Hashing | Advanced .NET Programming

Hashing is a way of providing a check on message or file integrity. It is not the same as encryption, but as we'll see soon, its use is important as part of the process of signing code. It is based on a similar concept to the old parity and cyclic redundancy checks, common in programming many years ago (Parity and cyclic redundancy checks are still common, but only in areas such as communications where there is no time to perform more sophisticated checks). We will illustrate the principle by quickly defining our own hashing algorithm. Let's suppose we want to check a file hasn't been corrupted, and we supply an extra byte at the end of the file for this purpose. The byte is calculated as follows: we examine every existing byte of data in the file, and count how many of these bytes have the least significant bit set to 1. If this number is odd, we set the corresponding bit of the check byte to 1. If it's even, we set that bit to 0. Then we do the same for every other bit in each byte. Thus, for example, suppose we have a short file containing three bytes as follows, we would get this result:

File Pointer	Value (binary)	Value (hex)
First byte	01001101	0x4d
Second byte	00011000	0x18
Third byte	11110011	0xf3
CHECK BYTE	10100110	0xa6

The check byte is our hash of the data. Notice that it has the following properties: it is of fixed length, independent of the size of the file, and there is no way of working out what the file contents are from the hash. It really is impossible because so much data is lost in calculating the hash (you should contrast this with the process of working out a private key given the public key - that's not impossible, but simply would take too long to be practical). The advantage of hashing the file is that it provides an easy check on whether the file has been accidentally corrupted. For files such as assemblies, the hash will be placed somewhere in the file. Then, when an application reads the file, it can independently calculate the hash value and verify that it corresponds to the value stored in the file. (Obviously, for this to work, we need an agreed file format, allowing the application to locate the hash. Also, the area of the file where the hash is stored cannot be used in calculating the hash, since those bytes get overwritten when the hash is placed there!)

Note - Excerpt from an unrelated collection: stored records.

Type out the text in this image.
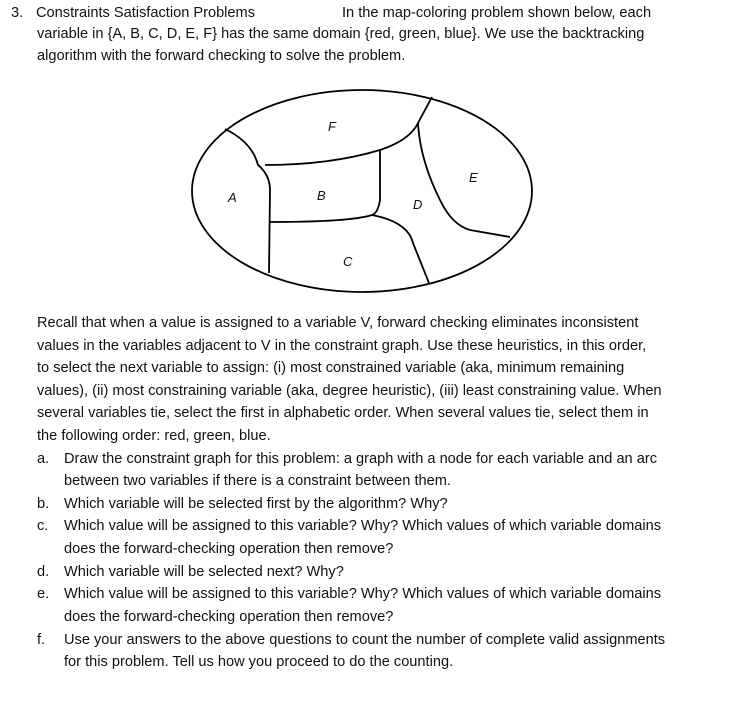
3. Constraints Satisfaction Problems	In the map-coloring problem shown below, each
variable in {A, B, C, D, E, F} has the same domain {red, green, blue}. We use the backtracking
algorithm with the forward checking to solve the problem.
F
E
A	B
D
C
Recall that when a value is assigned to a variable V, forward checking eliminates inconsistent
values in the variables adjacent to V in the constraint graph. Use these heuristics, in this order,
to select the next variable to assign: (i) most constrained variable (aka, minimum remaining
values), (ii) most constraining variable (aka, degree heuristic), (iii) least constraining value. When
several variables tie, select the first in alphabetic order. When several values tie, select them in
the following order: red, green, blue.
a. Draw the constraint graph for this problem: a graph with a node for each variable and an arc
between two variables if there is a constraint between them.
b. Which variable will be selected first by the algorithm? Why?
c. Which value will be assigned to this variable? Why? Which values of which variable domains
does the forward-checking operation then remove?
d. Which variable will be selected next? Why?
e. Which value will be assigned to this variable? Why? Which values of which variable domains
does the forward-checking operation then remove?
f. Use your answers to the above questions to count the number of complete valid assignments
for this problem. Tell us how you proceed to do the counting.
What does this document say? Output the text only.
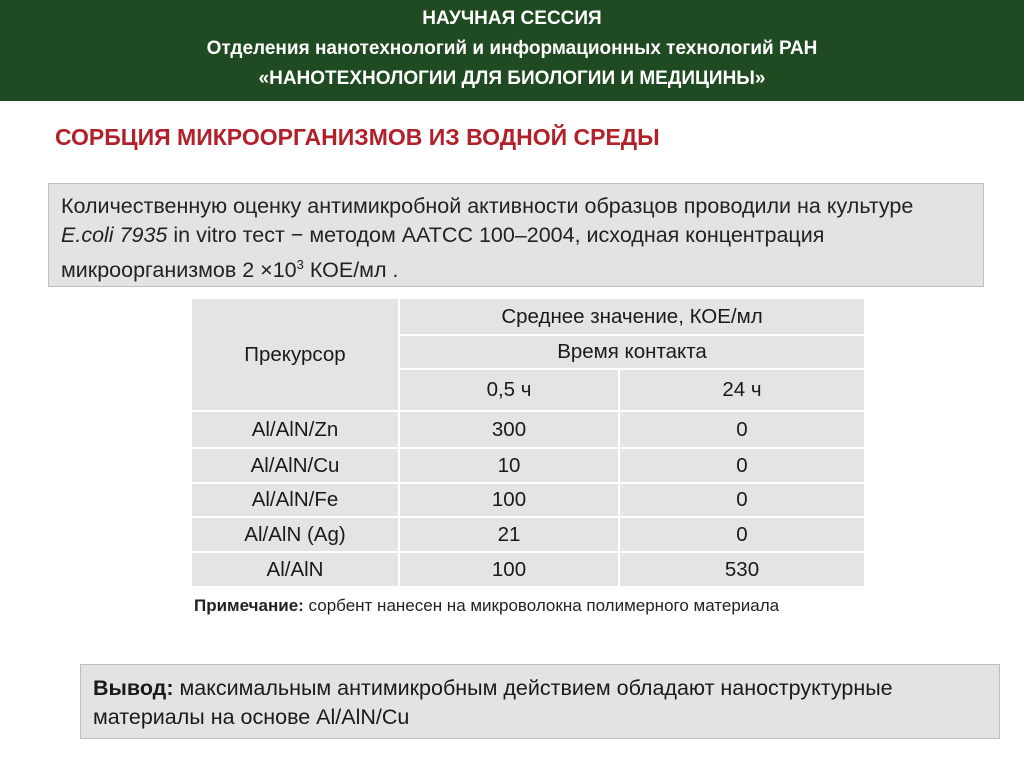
НАУЧНАЯ СЕССИЯ
Отделения нанотехнологий и информационных технологий РАН
«НАНОТЕХНОЛОГИИ ДЛЯ БИОЛОГИИ И МЕДИЦИНЫ»
СОРБЦИЯ МИКРООРГАНИЗМОВ ИЗ ВОДНОЙ СРЕДЫ
Количественную оценку антимикробной активности образцов проводили на культуре E.coli 7935 in vitro тест − методом AATCC 100–2004, исходная концентрация микроорганизмов $2 \times 10^3$ КОЕ/мл .
Прекурсор	Среднее значение, КОЕ/мл	
	Время контакта	
	0,5 ч	24 ч
Al/AlN/Zn	300	0
Al/AlN/Cu	10	0
Al/AlN/Fe	100	0
Al/AlN (Ag)	21	0
Al/AlN	100	530
Примечание: сорбент нанесен на микроволокна полимерного материала
Вывод: максимальным антимикробным действием обладают наноструктурные материалы на основе Al/AlN/Cu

The scheme I've just presented above is a very simple scheme, and has the disadvantage that the hash is only one byte long. That means that if some random corruption happened, there's still (depending on the types of errors that are likely to occur) a 1 in 256 chance that the corrupted file will generate the same hash, so the error won't be detected. In .NET assemblies, the algorithm used for the hash is known as SHA-1. This algorithm was developed by the US Government National Institute of Standards and Technology (NIST) and the National Security Agency (NSA). The hash generated by SHA1 contains 160 bits. That means that the chance of a random error not being detected is so trivially small that you can forget it. You might also hear of other standard hash algorithms. The ones supported by the .NET framework are HMACSHA-1, MACTripleDES, MD-5, SHA-1, SHA-256, SHA-384 and SHA-512.

It's also worth bearing in mind that these days, computer systems are sophisticated enough that files don't get randomly corrupted as often as once was the case. However, what could happen is that someone accidentally replaces one of the modules in an assembly with a different file - perhaps a different version of the same module. This is a more likely scenario that will be detected by the hash, since the hash covers all files in the assembly.

On the other hand, the hash won't protect you against malicious tampering with the file - since someone who does that and knows the file format will simply calculate and store a correct new hash in the file after they have finished their tampering.